History of Ukraine
WARNING: Ukraine is politically unstable, please read this travel warning before going!
Ukraine's settled history begins in the 7th century BC when the Greeks established a couple settlements along the Black Sea coast. Over a thousand years later the Slavs were forming a more and more distinct ethnicity and in 879 AD the Rus unified in Kyiv and over the next couple hundred years continued to grow until 989, when they adopted Eastern Orthodox Christianity.
After the death of their ruler, Yaroslav, in 1054, the empire fell into small individual states so when the Mongols arrived in 1240, they easily took the entire region. Their rule continued until the 1400s when the Golden Horde (the Mongols) collapsed.
During much of this same period, the Carpathian Mountains of present-day Ukraine fell under Polish and western Slavic rule. Being in the mountains, some of these regions even withstood Mongol takeover. This rule by Poland created better communication with the west and a fairly distinct culture from that in the east and south of modern-day Ukraine.

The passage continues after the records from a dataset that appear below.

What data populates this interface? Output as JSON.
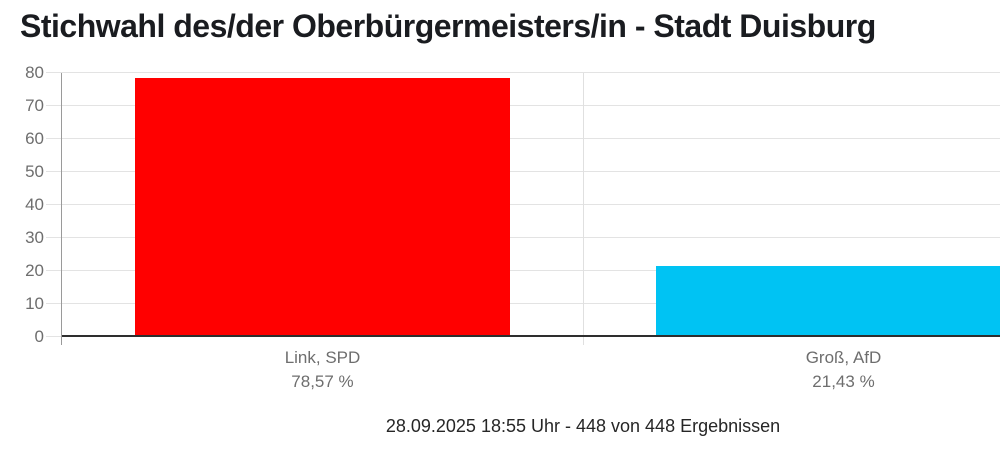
{
  "title": "Stichwahl des/der Oberbürgermeisters/in - Stadt Duisburg",
  "footer": "28.09.2025 18:55 Uhr - 448 von 448 Ergebnissen",
  "chart_data": {
    "type": "bar",
    "title": "Stichwahl des/der Oberbürgermeisters/in - Stadt Duisburg",
    "categories": [
      "Link, SPD",
      "Groß, AfD"
    ],
    "values": [
      78.57,
      21.43
    ],
    "value_labels": [
      "78,57 %",
      "21,43 %"
    ],
    "bar_colors": [
      "#ff0000",
      "#00c3f3"
    ],
    "ylim": [
      0,
      80
    ],
    "yticks": [
      0,
      10,
      20,
      30,
      40,
      50,
      60,
      70,
      80
    ],
    "grid": true,
    "legend": "none",
    "footnote": "28.09.2025 18:55 Uhr - 448 von 448 Ergebnissen"
  },
  "colors": {
    "bar_spd": "#ff0000",
    "bar_afd": "#00c3f3",
    "gridline": "#e3e3e3",
    "axis": "#2e2e2e",
    "tick_text": "#6e6e6e",
    "title_text": "#1a1c20"
  }
}
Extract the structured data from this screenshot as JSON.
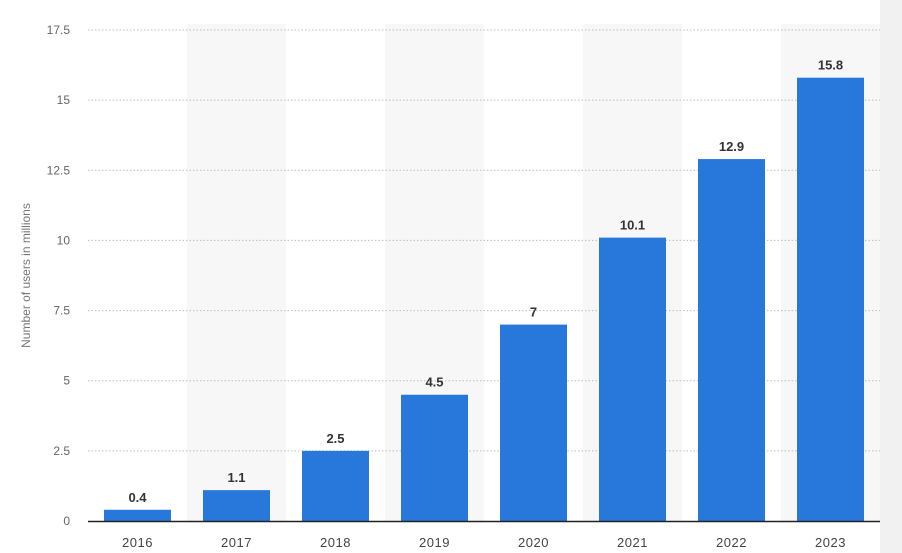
{
  "chart_data": {
    "type": "bar",
    "categories": [
      "2016",
      "2017",
      "2018",
      "2019",
      "2020",
      "2021",
      "2022",
      "2023"
    ],
    "values": [
      0.4,
      1.1,
      2.5,
      4.5,
      7,
      10.1,
      12.9,
      15.8
    ],
    "value_labels": [
      "0.4",
      "1.1",
      "2.5",
      "4.5",
      "7",
      "10.1",
      "12.9",
      "15.8"
    ],
    "ylabel": "Number of users in millions",
    "xlabel": "",
    "ylim": [
      0,
      17.5
    ],
    "yticks": [
      0,
      2.5,
      5,
      7.5,
      10,
      12.5,
      15,
      17.5
    ],
    "ytick_labels": [
      "0",
      "2.5",
      "5",
      "7.5",
      "10",
      "12.5",
      "15",
      "17.5"
    ],
    "grid": true,
    "legend": "none",
    "colors": {
      "bar": "#2878dc",
      "band": "#f7f7f7"
    }
  }
}
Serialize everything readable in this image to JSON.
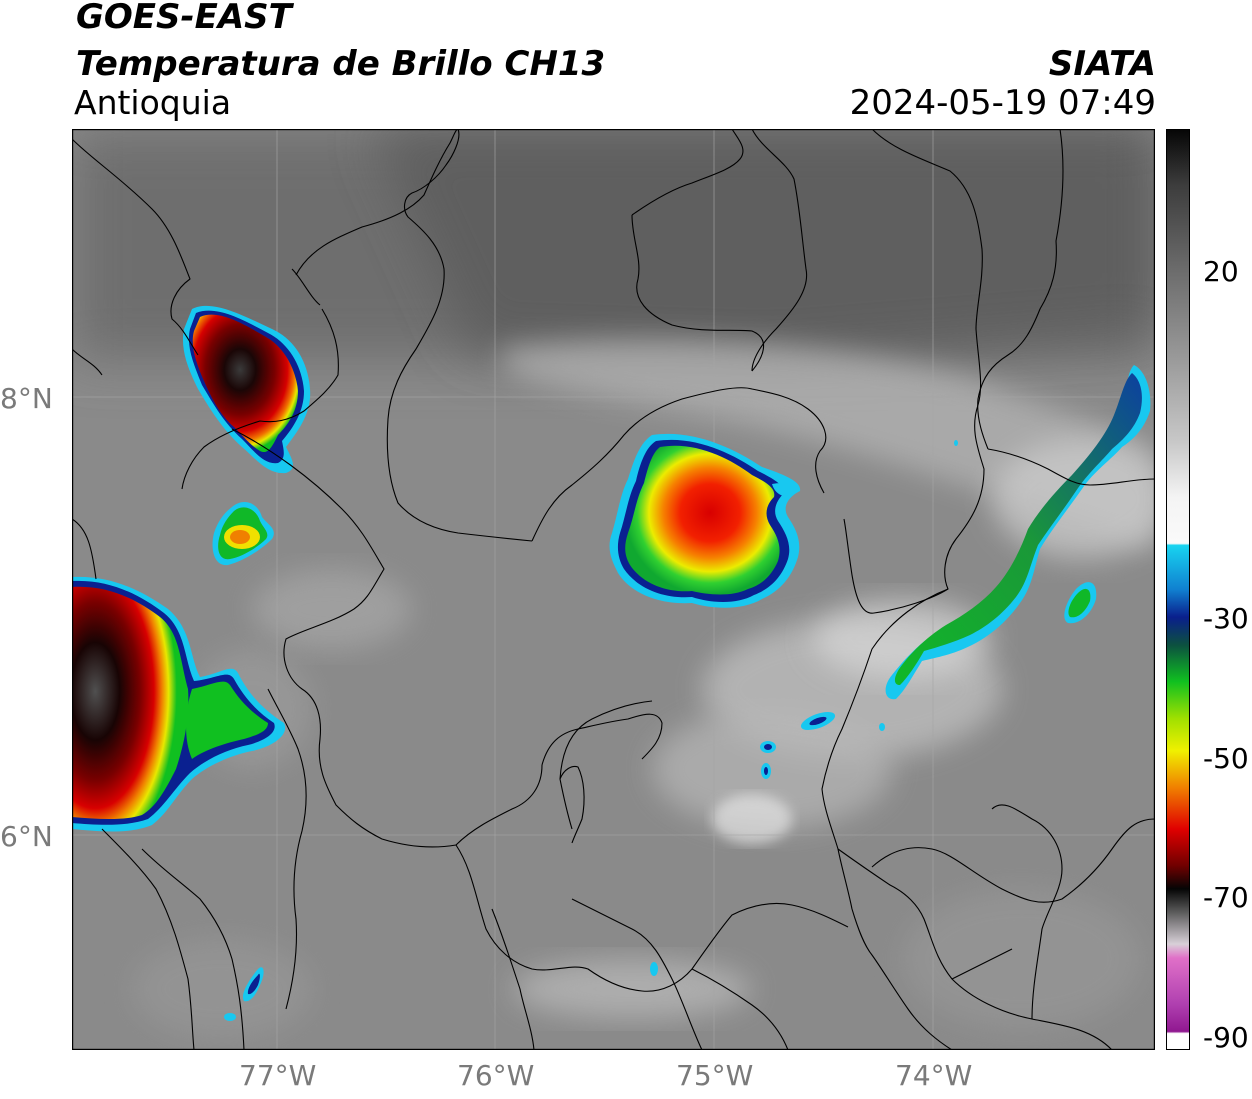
{
  "header": {
    "title_line1": "GOES-EAST",
    "title_line2": "Temperatura de Brillo CH13",
    "region": "Antioquia",
    "organization": "SIATA",
    "datetime": "2024-05-19 07:49"
  },
  "axes": {
    "lat_labels": [
      "8°N",
      "6°N"
    ],
    "lon_labels": [
      "77°W",
      "76°W",
      "75°W",
      "74°W"
    ]
  },
  "colorbar": {
    "tick_labels": [
      "20",
      "-30",
      "-50",
      "-70",
      "-90"
    ],
    "colors": {
      "warm_gray": "#8c8c8c",
      "white": "#f4f4f4",
      "cyan": "#18d4f0",
      "blue": "#0a1f8c",
      "green": "#10c020",
      "yellow": "#f0f000",
      "orange": "#f08000",
      "red": "#e00000",
      "dark_red": "#700000",
      "black": "#050505",
      "pink": "#e060c0",
      "purple": "#901890"
    }
  }
}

In the mid-1400s, the Golden Horde was collapsing and each individual region began to rule itself, some by Slavs, some by the Mongol descendants, the Tatars, and some by the Cossacks, who typically consisted of a mix of ethnicities from the surrounding areas. Over time the Cossacks formed a more distinctly defined identity, which differentiated them from the Turks and Poles through religion and from the western Ukrainians by lifestyle. In 1654 the Cossacks tried to free themselves from Polish rule, but their protests only resulted in placing themselves under Russian rule, which was a group that developed from the original Kyivian Rus, but moved more northward under Mongol rule.